In the unlikely event that waste disposal is ever admitted to the Olympic programme, Lincolnshire County Council and Boston Borough Council will have a head start on other would-be contenders – as they are already in training for the Synchronised Dumping on Taxpayers’ Marathon.
A report to Clownty Hall’s environmental scrutiny committee on 18th March seeks approval to build a £1.5 million council-owned “exemplar” Household Waste Recycling Centre (HWRC) on
Nursery Road, in the Boston Riverside
industrial estate, rather than pay for a service from a third party as at
If agreed the new tip will open on 1st April next year.
Given the date, we assume that someone is having a laugh at the taxpayers’ expense – as the plan is a one-sided affair whose benefits are all in favour of Clownty Hall and Worst Street and against the interests of the people that they purport to “serve.”
The alleged window of opportunity to open a new rubbish tip centres on the arrival of a paid-for garden waste collection services in Boston – according to Lincoln’s account.
The present tip on Slippery Gowt is purpose built and privately owned and costs the county council £670,000 per year – which makes it the most expensive dump in the county.
Clownty Hall says that spending on an invest to save basis will save at least £300,000 a year, so the pay-back period is expected to be five years and four months.
Somewhat cryptically, Lincoln says: “As there is now a Boston Borough Council-wide green waste service provision, there is the potential for additional savings by aligning the present seven day opening to four day opening for a LCC owned site.
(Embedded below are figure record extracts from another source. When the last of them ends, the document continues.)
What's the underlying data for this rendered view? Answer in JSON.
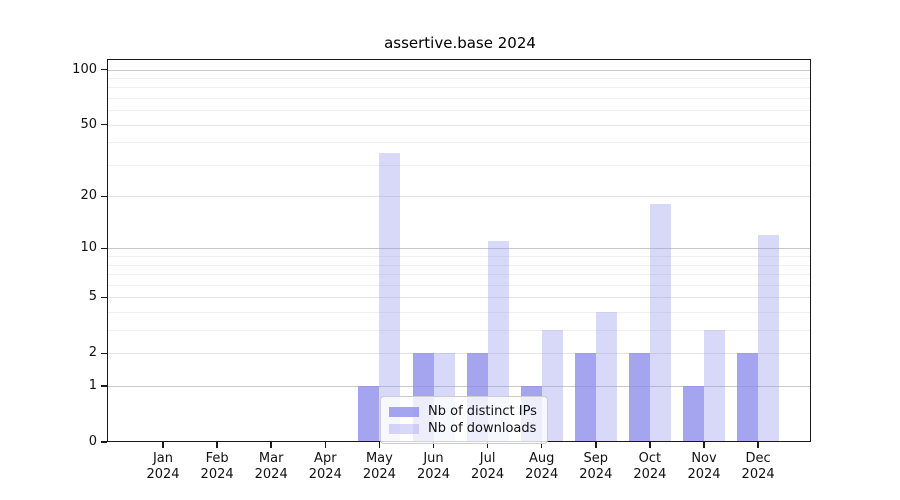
{
  "chart_data": {
    "type": "bar",
    "title": "assertive.base 2024",
    "categories": [
      "Jan",
      "Feb",
      "Mar",
      "Apr",
      "May",
      "Jun",
      "Jul",
      "Aug",
      "Sep",
      "Oct",
      "Nov",
      "Dec"
    ],
    "x_tick_year": "2024",
    "series": [
      {
        "name": "Nb of distinct IPs",
        "values": [
          0,
          0,
          0,
          0,
          1,
          2,
          2,
          1,
          2,
          2,
          1,
          2
        ],
        "color": "#8c8ceb",
        "alpha": 0.78
      },
      {
        "name": "Nb of downloads",
        "values": [
          0,
          0,
          0,
          0,
          35,
          2,
          11,
          3,
          4,
          18,
          3,
          12
        ],
        "color": "#8c8ceb",
        "alpha": 0.34
      }
    ],
    "y_scale": "log10(1+x)",
    "y_ticks": [
      0,
      1,
      2,
      5,
      10,
      20,
      50,
      100
    ],
    "y_minor_ticks": [
      3,
      4,
      6,
      7,
      8,
      9,
      30,
      40,
      60,
      70,
      80,
      90
    ],
    "ylim": [
      0,
      111
    ],
    "xlabel": "",
    "ylabel": "",
    "grid": "horizontal",
    "legend_position": "inside-bottom-center"
  },
  "colors": {
    "decade_gridline": "#c8c8c8",
    "mid_gridline": "#e4e4e4",
    "minor_gridline": "#f0f0f0",
    "axis": "#1a1a1a",
    "background": "#ffffff"
  }
}
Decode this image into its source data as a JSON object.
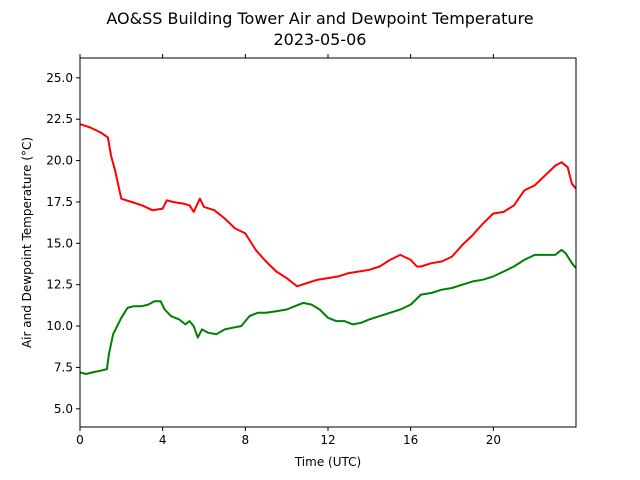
{
  "chart_data": {
    "type": "line",
    "title": "AO&SS Building Tower Air and Dewpoint Temperature",
    "subtitle": "2023-05-06",
    "xlabel": "Time (UTC)",
    "ylabel": "Air and Dewpoint Temperature (°C)",
    "xlim": [
      0,
      24
    ],
    "ylim": [
      3.9,
      26.2
    ],
    "xticks": [
      0,
      4,
      8,
      12,
      16,
      20
    ],
    "xtick_labels": [
      "0",
      "4",
      "8",
      "12",
      "16",
      "20"
    ],
    "yticks": [
      5.0,
      7.5,
      10.0,
      12.5,
      15.0,
      17.5,
      20.0,
      22.5,
      25.0
    ],
    "ytick_labels": [
      "5.0",
      "7.5",
      "10.0",
      "12.5",
      "15.0",
      "17.5",
      "20.0",
      "22.5",
      "25.0"
    ],
    "grid": false,
    "series": [
      {
        "color": "#ff0000",
        "x": [
          0,
          0.5,
          1.0,
          1.35,
          1.5,
          1.7,
          2.0,
          2.5,
          3.0,
          3.5,
          4.0,
          4.2,
          4.5,
          5.0,
          5.3,
          5.5,
          5.8,
          6.0,
          6.5,
          7.0,
          7.5,
          8.0,
          8.5,
          9.0,
          9.5,
          10.0,
          10.5,
          11.0,
          11.5,
          12.0,
          12.5,
          13.0,
          13.5,
          14.0,
          14.5,
          15.0,
          15.5,
          16.0,
          16.3,
          16.5,
          17.0,
          17.5,
          18.0,
          18.5,
          19.0,
          19.5,
          20.0,
          20.5,
          21.0,
          21.5,
          22.0,
          22.5,
          23.0,
          23.3,
          23.6,
          23.8,
          24.0
        ],
        "values": [
          22.2,
          22.0,
          21.7,
          21.4,
          20.3,
          19.4,
          17.7,
          17.5,
          17.3,
          17.0,
          17.1,
          17.6,
          17.5,
          17.4,
          17.3,
          16.9,
          17.7,
          17.2,
          17.0,
          16.5,
          15.9,
          15.6,
          14.6,
          13.9,
          13.3,
          12.9,
          12.4,
          12.6,
          12.8,
          12.9,
          13.0,
          13.2,
          13.3,
          13.4,
          13.6,
          14.0,
          14.3,
          14.0,
          13.6,
          13.6,
          13.8,
          13.9,
          14.2,
          14.9,
          15.5,
          16.2,
          16.8,
          16.9,
          17.3,
          18.2,
          18.5,
          19.1,
          19.7,
          19.9,
          19.6,
          18.6,
          18.3
        ]
      },
      {
        "color": "#008000",
        "x": [
          0,
          0.3,
          0.6,
          1.0,
          1.3,
          1.4,
          1.6,
          1.8,
          2.0,
          2.3,
          2.6,
          3.0,
          3.3,
          3.6,
          3.9,
          4.1,
          4.4,
          4.8,
          5.1,
          5.3,
          5.5,
          5.7,
          5.9,
          6.2,
          6.6,
          7.0,
          7.4,
          7.8,
          8.2,
          8.6,
          9.0,
          9.5,
          10.0,
          10.4,
          10.8,
          11.2,
          11.6,
          12.0,
          12.4,
          12.8,
          13.2,
          13.6,
          14.0,
          14.5,
          15.0,
          15.5,
          16.0,
          16.5,
          17.0,
          17.5,
          18.0,
          18.5,
          19.0,
          19.5,
          20.0,
          20.5,
          21.0,
          21.5,
          22.0,
          22.5,
          23.0,
          23.3,
          23.5,
          23.8,
          24.0
        ],
        "values": [
          7.2,
          7.1,
          7.2,
          7.3,
          7.4,
          8.3,
          9.5,
          10.0,
          10.5,
          11.1,
          11.2,
          11.2,
          11.3,
          11.5,
          11.5,
          11.0,
          10.6,
          10.4,
          10.1,
          10.3,
          10.0,
          9.3,
          9.8,
          9.6,
          9.5,
          9.8,
          9.9,
          10.0,
          10.6,
          10.8,
          10.8,
          10.9,
          11.0,
          11.2,
          11.4,
          11.3,
          11.0,
          10.5,
          10.3,
          10.3,
          10.1,
          10.2,
          10.4,
          10.6,
          10.8,
          11.0,
          11.3,
          11.9,
          12.0,
          12.2,
          12.3,
          12.5,
          12.7,
          12.8,
          13.0,
          13.3,
          13.6,
          14.0,
          14.3,
          14.3,
          14.3,
          14.6,
          14.4,
          13.8,
          13.5
        ]
      }
    ]
  }
}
This is the point at which we start to smell a rat – and it’s not on a rubbish tip either.
Will someone tell us why County Hall is linking what to them seems to be a newly arrived Worst Street-wide green waste collection service with the building of a new facility?
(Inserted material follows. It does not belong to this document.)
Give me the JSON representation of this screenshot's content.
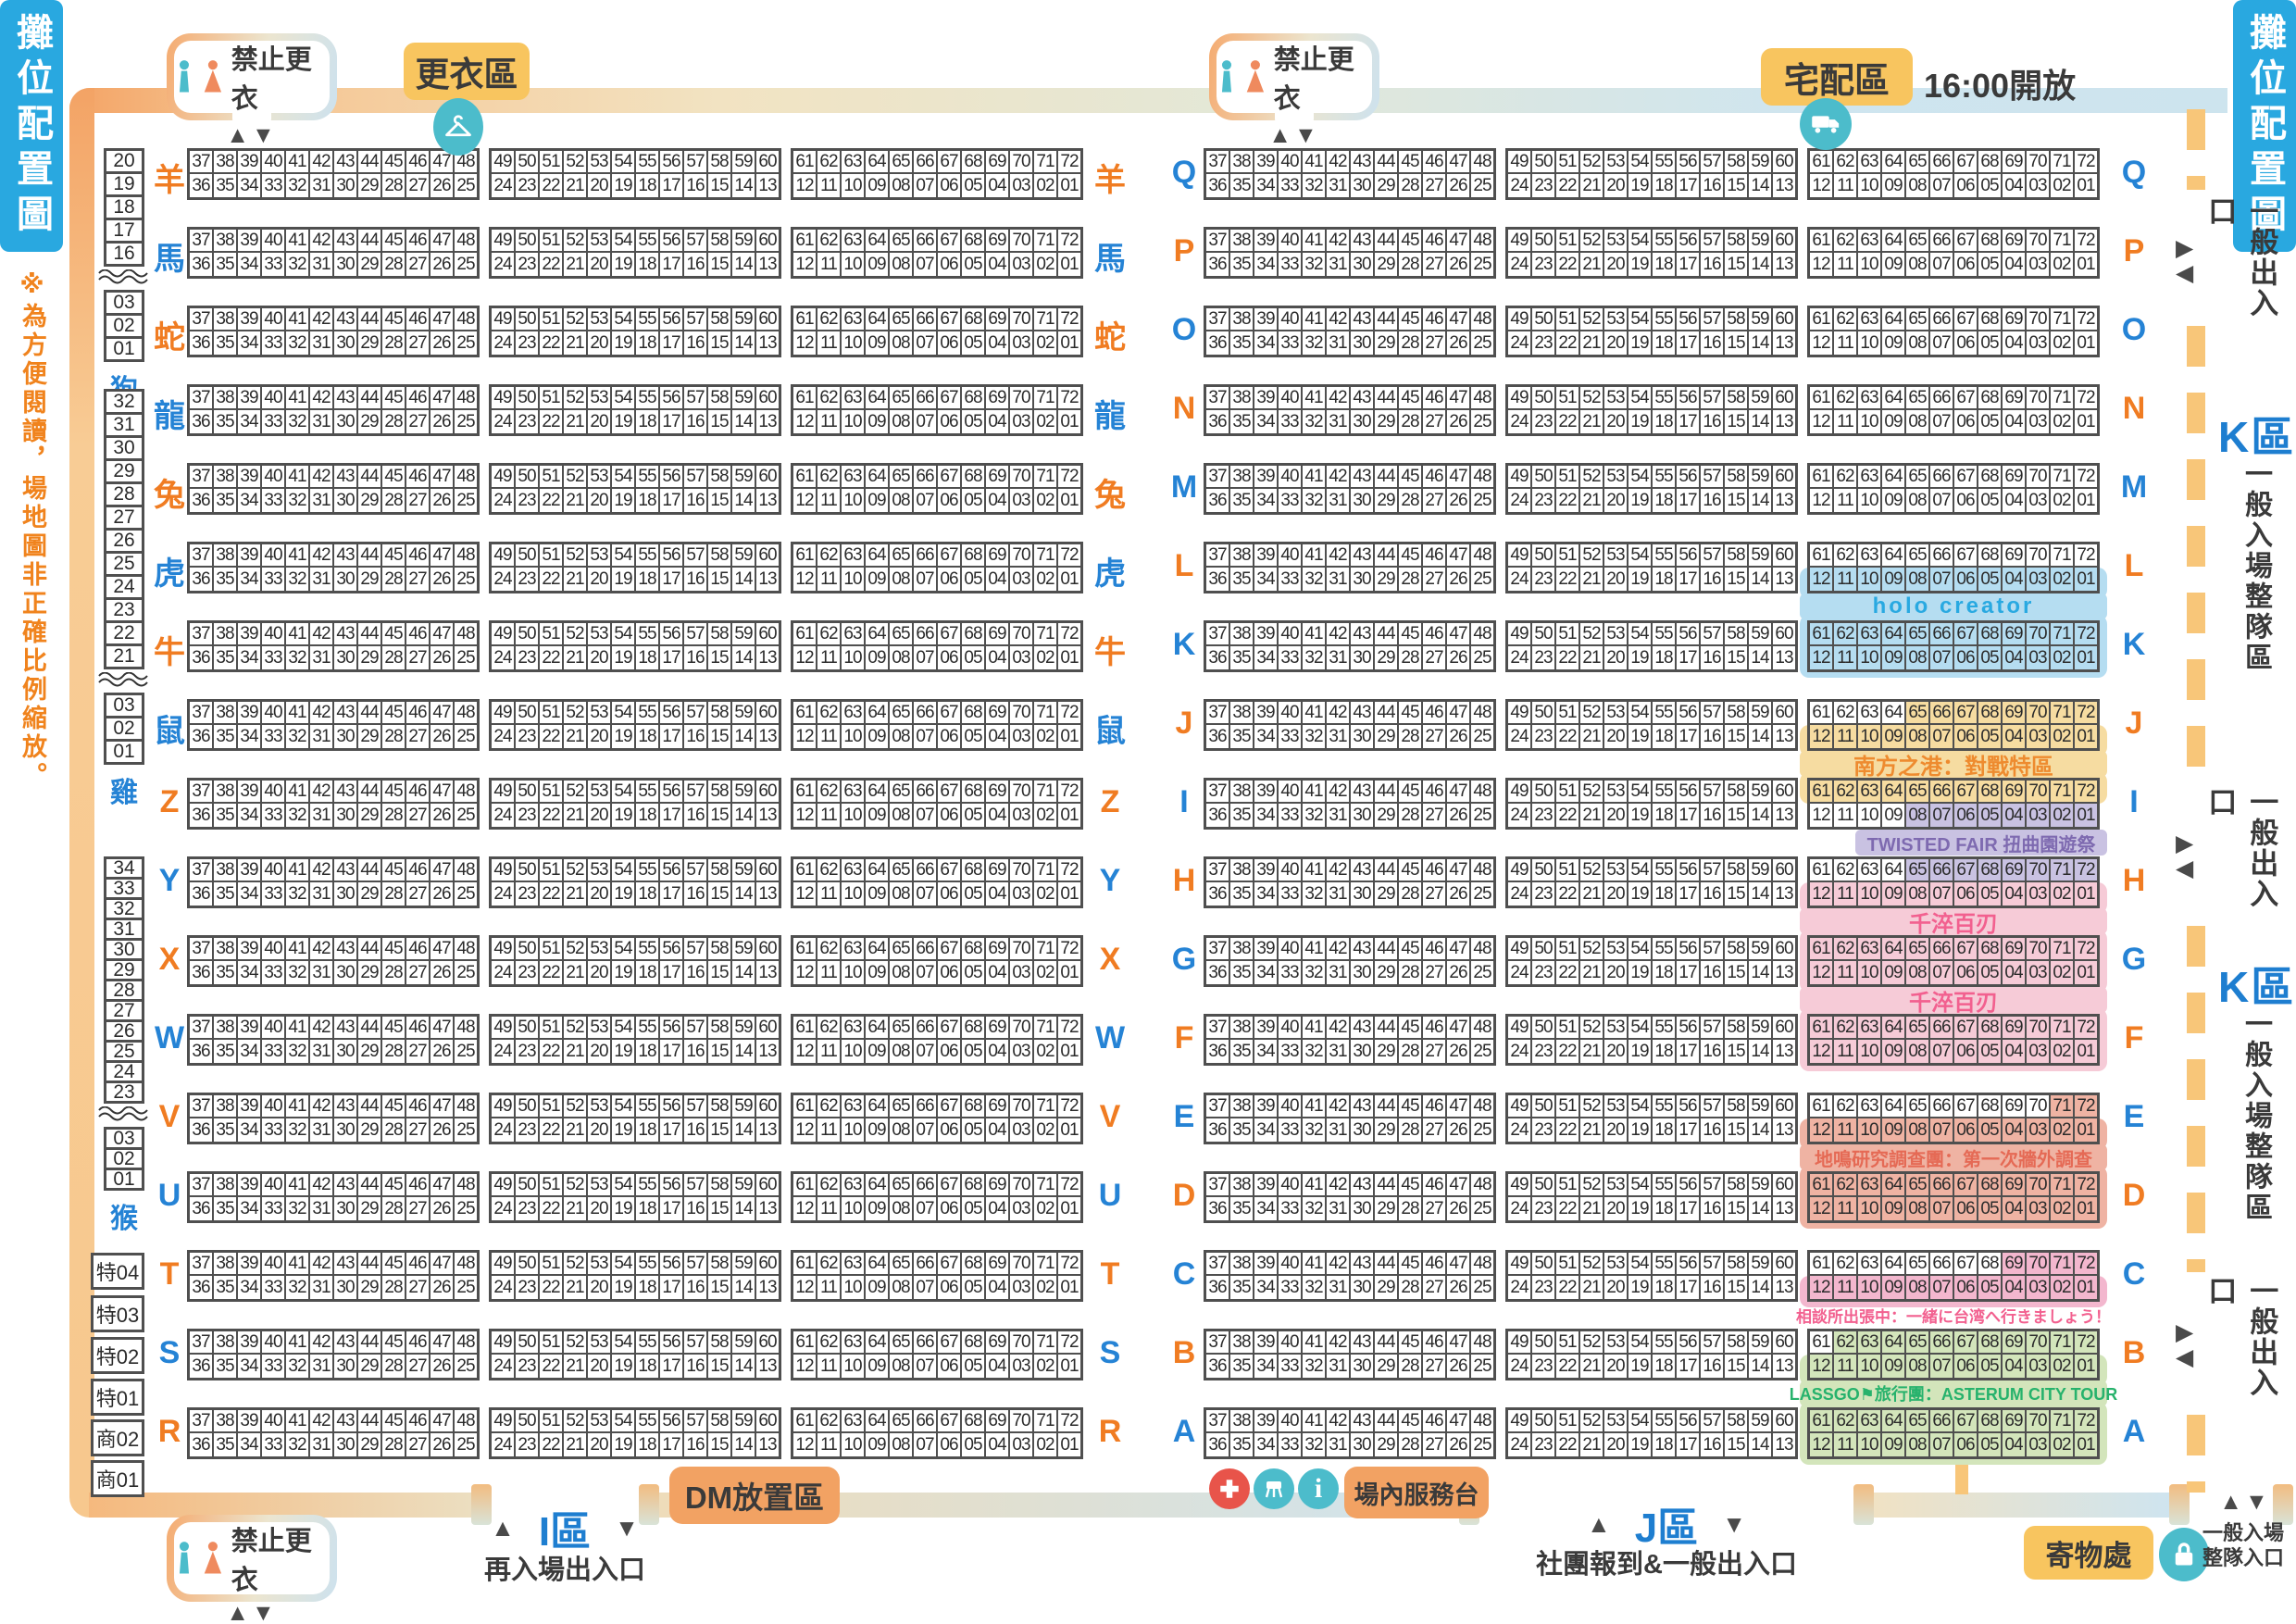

The county council says that “the present site is open seven days a week due to the previous recognition that there was no provided green waste service by Boston Borough Council – which is untrue.
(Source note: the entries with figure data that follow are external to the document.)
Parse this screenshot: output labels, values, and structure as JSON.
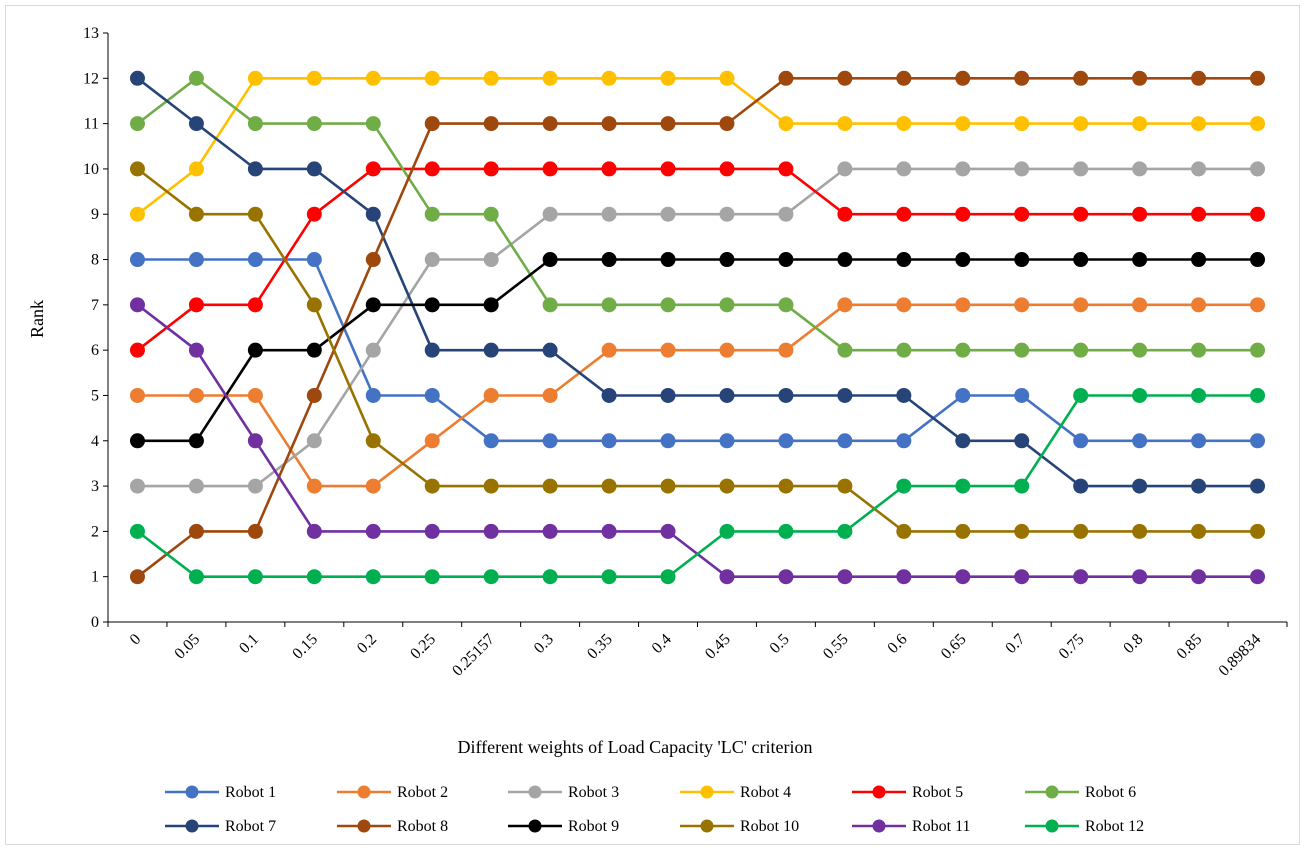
{
  "chart_data": {
    "type": "line",
    "title": "",
    "xlabel": "Different weights of Load Capacity 'LC' criterion",
    "ylabel": "Rank",
    "ylim": [
      0,
      13
    ],
    "yticks": [
      "0",
      "1",
      "2",
      "3",
      "4",
      "5",
      "6",
      "7",
      "8",
      "9",
      "10",
      "11",
      "12",
      "13"
    ],
    "grid": false,
    "legend_position": "bottom",
    "categories": [
      "0",
      "0.05",
      "0.1",
      "0.15",
      "0.2",
      "0.25",
      "0.25157",
      "0.3",
      "0.35",
      "0.4",
      "0.45",
      "0.5",
      "0.55",
      "0.6",
      "0.65",
      "0.7",
      "0.75",
      "0.8",
      "0.85",
      "0.89834"
    ],
    "series": [
      {
        "name": "Robot 1",
        "color": "#4472c4",
        "values": [
          8,
          8,
          8,
          8,
          5,
          5,
          4,
          4,
          4,
          4,
          4,
          4,
          4,
          4,
          5,
          5,
          4,
          4,
          4,
          4
        ]
      },
      {
        "name": "Robot 2",
        "color": "#ed7d31",
        "values": [
          5,
          5,
          5,
          3,
          3,
          4,
          5,
          5,
          6,
          6,
          6,
          6,
          7,
          7,
          7,
          7,
          7,
          7,
          7,
          7
        ]
      },
      {
        "name": "Robot 3",
        "color": "#a5a5a5",
        "values": [
          3,
          3,
          3,
          4,
          6,
          8,
          8,
          9,
          9,
          9,
          9,
          9,
          10,
          10,
          10,
          10,
          10,
          10,
          10,
          10
        ]
      },
      {
        "name": "Robot 4",
        "color": "#ffc000",
        "values": [
          9,
          10,
          12,
          12,
          12,
          12,
          12,
          12,
          12,
          12,
          12,
          11,
          11,
          11,
          11,
          11,
          11,
          11,
          11,
          11
        ]
      },
      {
        "name": "Robot 5",
        "color": "#ff0000",
        "values": [
          6,
          7,
          7,
          9,
          10,
          10,
          10,
          10,
          10,
          10,
          10,
          10,
          9,
          9,
          9,
          9,
          9,
          9,
          9,
          9
        ]
      },
      {
        "name": "Robot 6",
        "color": "#70ad47",
        "values": [
          11,
          12,
          11,
          11,
          11,
          9,
          9,
          7,
          7,
          7,
          7,
          7,
          6,
          6,
          6,
          6,
          6,
          6,
          6,
          6
        ]
      },
      {
        "name": "Robot 7",
        "color": "#264478",
        "values": [
          12,
          11,
          10,
          10,
          9,
          6,
          6,
          6,
          5,
          5,
          5,
          5,
          5,
          5,
          4,
          4,
          3,
          3,
          3,
          3
        ]
      },
      {
        "name": "Robot 8",
        "color": "#9e480e",
        "values": [
          1,
          2,
          2,
          5,
          8,
          11,
          11,
          11,
          11,
          11,
          11,
          12,
          12,
          12,
          12,
          12,
          12,
          12,
          12,
          12
        ]
      },
      {
        "name": "Robot 9",
        "color": "#000000",
        "values": [
          4,
          4,
          6,
          6,
          7,
          7,
          7,
          8,
          8,
          8,
          8,
          8,
          8,
          8,
          8,
          8,
          8,
          8,
          8,
          8
        ]
      },
      {
        "name": "Robot 10",
        "color": "#997300",
        "values": [
          10,
          9,
          9,
          7,
          4,
          3,
          3,
          3,
          3,
          3,
          3,
          3,
          3,
          2,
          2,
          2,
          2,
          2,
          2,
          2
        ]
      },
      {
        "name": "Robot 11",
        "color": "#7030a0",
        "values": [
          7,
          6,
          4,
          2,
          2,
          2,
          2,
          2,
          2,
          2,
          1,
          1,
          1,
          1,
          1,
          1,
          1,
          1,
          1,
          1
        ]
      },
      {
        "name": "Robot 12",
        "color": "#00b050",
        "values": [
          2,
          1,
          1,
          1,
          1,
          1,
          1,
          1,
          1,
          1,
          2,
          2,
          2,
          3,
          3,
          3,
          5,
          5,
          5,
          5
        ]
      }
    ]
  }
}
Boston’s brown bin collections began in 2013 – and if their arrival was contingent on a decision to relocate a tip and bring it under the county umbrella, why has it been left until now?
The only difference for some obscure reason appears to be that we now pay for the service, whereas before it was free – and accompanied by the false promise that this would forever be the case.
Given the current financial problems faced by Lincolnshire County Council we think it strange that the not-insignificant sum of £1½ million can be conjured out of thin air at a time when the county is looking at cutting such things as street lighting, and was also once contemplating doing away with local bus services.
The spending of such a sum must surely have been planned some time ago in budgetary terms – and as it is entailed with the advent of not just a green waste collection service, but a paid-for green waste collection service, the conclusion that there must have been some sort of connivance involving Boston Borough Council is inescapable.
Did Clownty Hall demand the imposition of a charge to remove green waste to fit in with its plans to save money and slash availability to the waste tip by a stonking 47% from seven days a week to four?
It seems that we are looking at another case of Lincoln telling Worst Street to jump, and Worst Street merely asking how high?” – yet again to the disadvantage of Boston taxpayers.